Tillie grew cold with fear that the teacher might hear them; but she knew there was no use in protesting.

"Are you goin' to keep on at William Penn all winter, Absalom?" Mrs. Wackernagel asked.

"Just long enough to see if he kin learn 'rithmetic to me. Ezra Herr, he was too dumm to learn me."

"Mebbe," said the doctor, astutely, "you was too dumm to GET learnt!"

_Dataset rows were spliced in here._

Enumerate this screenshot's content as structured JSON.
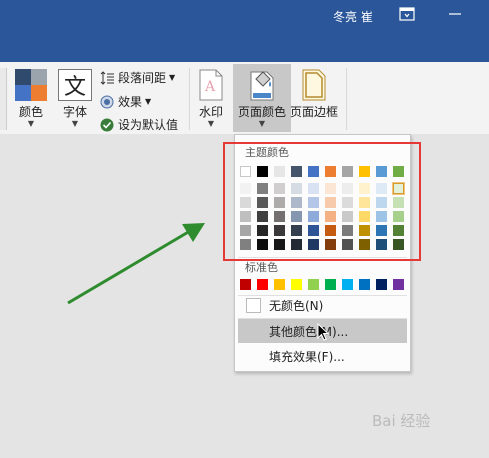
{
  "titlebar": {
    "user": "冬亮 崔",
    "ribbon_display_icon": "ribbon-display-options-icon",
    "minimize_icon": "minimize-icon",
    "bg": "#2b579a"
  },
  "ribbon": {
    "color_label": "颜色",
    "font_label": "字体",
    "font_glyph": "文",
    "paragraph_spacing": "段落间距",
    "effects": "效果",
    "set_default": "设为默认值",
    "watermark_label": "水印",
    "page_color_label": "页面颜色",
    "page_border_label": "页面边框"
  },
  "dropdown": {
    "theme_title": "主题颜色",
    "standard_title": "标准色",
    "no_color": "无颜色(N)",
    "more_colors": "其他颜色(M)...",
    "fill_effects": "填充效果(F)...",
    "theme_colors": [
      [
        "#ffffff",
        "#f2f2f2",
        "#d9d9d9",
        "#bfbfbf",
        "#a6a6a6",
        "#808080"
      ],
      [
        "#000000",
        "#7f7f7f",
        "#595959",
        "#3f3f3f",
        "#262626",
        "#0d0d0d"
      ],
      [
        "#e7e6e6",
        "#d0cece",
        "#aeabab",
        "#757070",
        "#3a3838",
        "#171616"
      ],
      [
        "#44546a",
        "#d6dce4",
        "#adb9ca",
        "#8496b0",
        "#333f4f",
        "#222a35"
      ],
      [
        "#4472c4",
        "#d9e2f3",
        "#b4c6e7",
        "#8eaadb",
        "#2f5496",
        "#1f3864"
      ],
      [
        "#ed7d31",
        "#fbe5d5",
        "#f7caac",
        "#f4b183",
        "#c55a11",
        "#833c0b"
      ],
      [
        "#a5a5a5",
        "#ededed",
        "#dbdbdb",
        "#c9c9c9",
        "#7b7b7b",
        "#525252"
      ],
      [
        "#ffc000",
        "#fff2cc",
        "#fee599",
        "#ffd965",
        "#bf9000",
        "#7f6000"
      ],
      [
        "#5b9bd5",
        "#deebf6",
        "#bdd7ee",
        "#9dc3e6",
        "#2e75b5",
        "#1f4e79"
      ],
      [
        "#70ad47",
        "#e2efd9",
        "#c5e0b3",
        "#a8d08d",
        "#538135",
        "#375623"
      ]
    ],
    "standard_colors": [
      "#c00000",
      "#ff0000",
      "#ffc000",
      "#ffff00",
      "#92d050",
      "#00b050",
      "#00b0f0",
      "#0070c0",
      "#002060",
      "#7030a0"
    ]
  },
  "annotation": {
    "highlight_color": "#e53935",
    "arrow_color": "#2e8b2e"
  },
  "watermark": "Bai 经验"
}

"I AM wonderful dumm in 'rithmetic," Absalom acknowledged shamelessly. "But pop says this here teacher is smart and kin mebbe learn me. I've not saw him yet myself."

Much as Tillie disliked being alone with her suitor, she was rather relieved this evening when the family, en masse, significantly took its departure to the second floor; for she hoped that with no one but Absalom to deal with, she could induce him to lower his voice so their talk would not be audible to the teacher in the room above.

Had she been able but faintly to guess what was to ensue on her being left alone with him, she would have fled up-stairs with the rest of the family and left Absalom to keep company with the chairs.